What drives mortality among HIV patients in a conflict setting? A prospective cohort study in the Central African Republic.

BACKGROUND

Provision of antiretroviral therapy (ART) during conflict settings is rarely attempted and little is known about the expected patterns of mortality. The Central African Republic (CAR) continues to have a low coverage of ART despite an estimated 110,000 people living with HIV and 5000 AIDS-related deaths in 2018. We present results from a cohort in Zemio, Haut-Mboumou prefecture. This region had the highest prevalence of HIV nationally (14.8% in a 2010 survey), and was subject to repeated attacks by armed groups on civilians during the observed period.

METHODS

Conflict from armed groups can impact cohort mortality rates i) directly if HIV patients are victims of armed conflict, or ii) indirectly if population displacement or fear of movement reduces access to ART. Using monthly counts of civilian deaths, injuries and abductions, we estimated the impact of the conflict on patient mortality. We also determined patient-level risk factors for mortality and how the risk of mortality varies with time spent in the cohort. Model-fitting was performed in a Bayesian framework, using logistic regression with terms accounting for temporal autocorrelation.

RESULTS

Patients were recruited and observed in the HIV treatment program from October 2011 to May 2017. Overall 1631 patients were enrolled and 1628 were included in the analysis giving 48,430 person-months at risk and 145 deaths. The crude mortality rate after 12 months was 0.92 (95% CI 0.90, 0.93).
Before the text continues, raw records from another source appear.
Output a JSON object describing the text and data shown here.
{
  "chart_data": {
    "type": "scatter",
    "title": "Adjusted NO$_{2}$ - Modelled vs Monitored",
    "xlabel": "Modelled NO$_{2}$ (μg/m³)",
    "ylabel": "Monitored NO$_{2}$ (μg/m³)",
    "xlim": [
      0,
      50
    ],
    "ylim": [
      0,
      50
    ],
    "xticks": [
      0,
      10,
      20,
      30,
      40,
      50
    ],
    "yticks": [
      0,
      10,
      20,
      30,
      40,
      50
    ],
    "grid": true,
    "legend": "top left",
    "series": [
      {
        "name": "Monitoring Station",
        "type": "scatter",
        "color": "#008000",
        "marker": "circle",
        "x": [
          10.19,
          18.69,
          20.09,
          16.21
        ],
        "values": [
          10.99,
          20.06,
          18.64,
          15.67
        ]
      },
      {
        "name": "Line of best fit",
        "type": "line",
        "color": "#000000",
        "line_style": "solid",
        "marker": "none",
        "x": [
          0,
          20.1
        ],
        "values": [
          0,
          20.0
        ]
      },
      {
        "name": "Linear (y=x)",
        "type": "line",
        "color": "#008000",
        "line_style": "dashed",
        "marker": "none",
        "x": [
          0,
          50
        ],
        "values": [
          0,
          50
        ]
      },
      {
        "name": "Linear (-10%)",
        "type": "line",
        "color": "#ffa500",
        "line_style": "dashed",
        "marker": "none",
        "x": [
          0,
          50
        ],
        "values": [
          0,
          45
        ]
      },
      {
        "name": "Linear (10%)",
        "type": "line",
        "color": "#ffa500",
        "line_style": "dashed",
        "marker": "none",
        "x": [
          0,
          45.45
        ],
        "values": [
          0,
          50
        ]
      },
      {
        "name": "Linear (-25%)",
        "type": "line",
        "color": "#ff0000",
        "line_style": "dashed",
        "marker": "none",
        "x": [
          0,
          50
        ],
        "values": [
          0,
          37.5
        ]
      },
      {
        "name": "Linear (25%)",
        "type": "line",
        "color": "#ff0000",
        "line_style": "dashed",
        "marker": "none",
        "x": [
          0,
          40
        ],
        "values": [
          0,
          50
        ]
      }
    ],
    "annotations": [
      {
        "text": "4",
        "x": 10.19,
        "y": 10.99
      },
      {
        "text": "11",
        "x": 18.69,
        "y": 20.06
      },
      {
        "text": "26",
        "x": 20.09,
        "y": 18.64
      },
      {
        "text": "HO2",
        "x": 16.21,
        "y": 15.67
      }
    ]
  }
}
Our model showed that patient mortality did not increase during periods of heightened conflict; the odds ratios (OR) 95% credible interval (CrI) for i) civilian fatalities and injuries, and ii) civilian abductions on patient mortality both spanned unity. The risk of mortality for individual patients was highest in the second month after entering the cohort, and declined seven-fold over the first 12 months. Male sex was associated with a higher mortality (odds ratio 1.70 [95% CrI 1.20, 2.33]) along with the severity of opportunistic infections (OIs) at baseline (OR 2.52; 95% CrI 2.01, 3.23 for stage 2 OIs compared with stage 1).

CONCLUSIONS

Our results show that chronic conflict did not appear to adversely affect rates of mortality in this cohort, and that mortality was driven predominantly by patient-specific risk factors. The risk of mortality and recovery of CD4 T-cell counts observed in this conflict setting are comparable to those in stable resource poor settings, suggesting that conflict should not be a barrier in access to ART.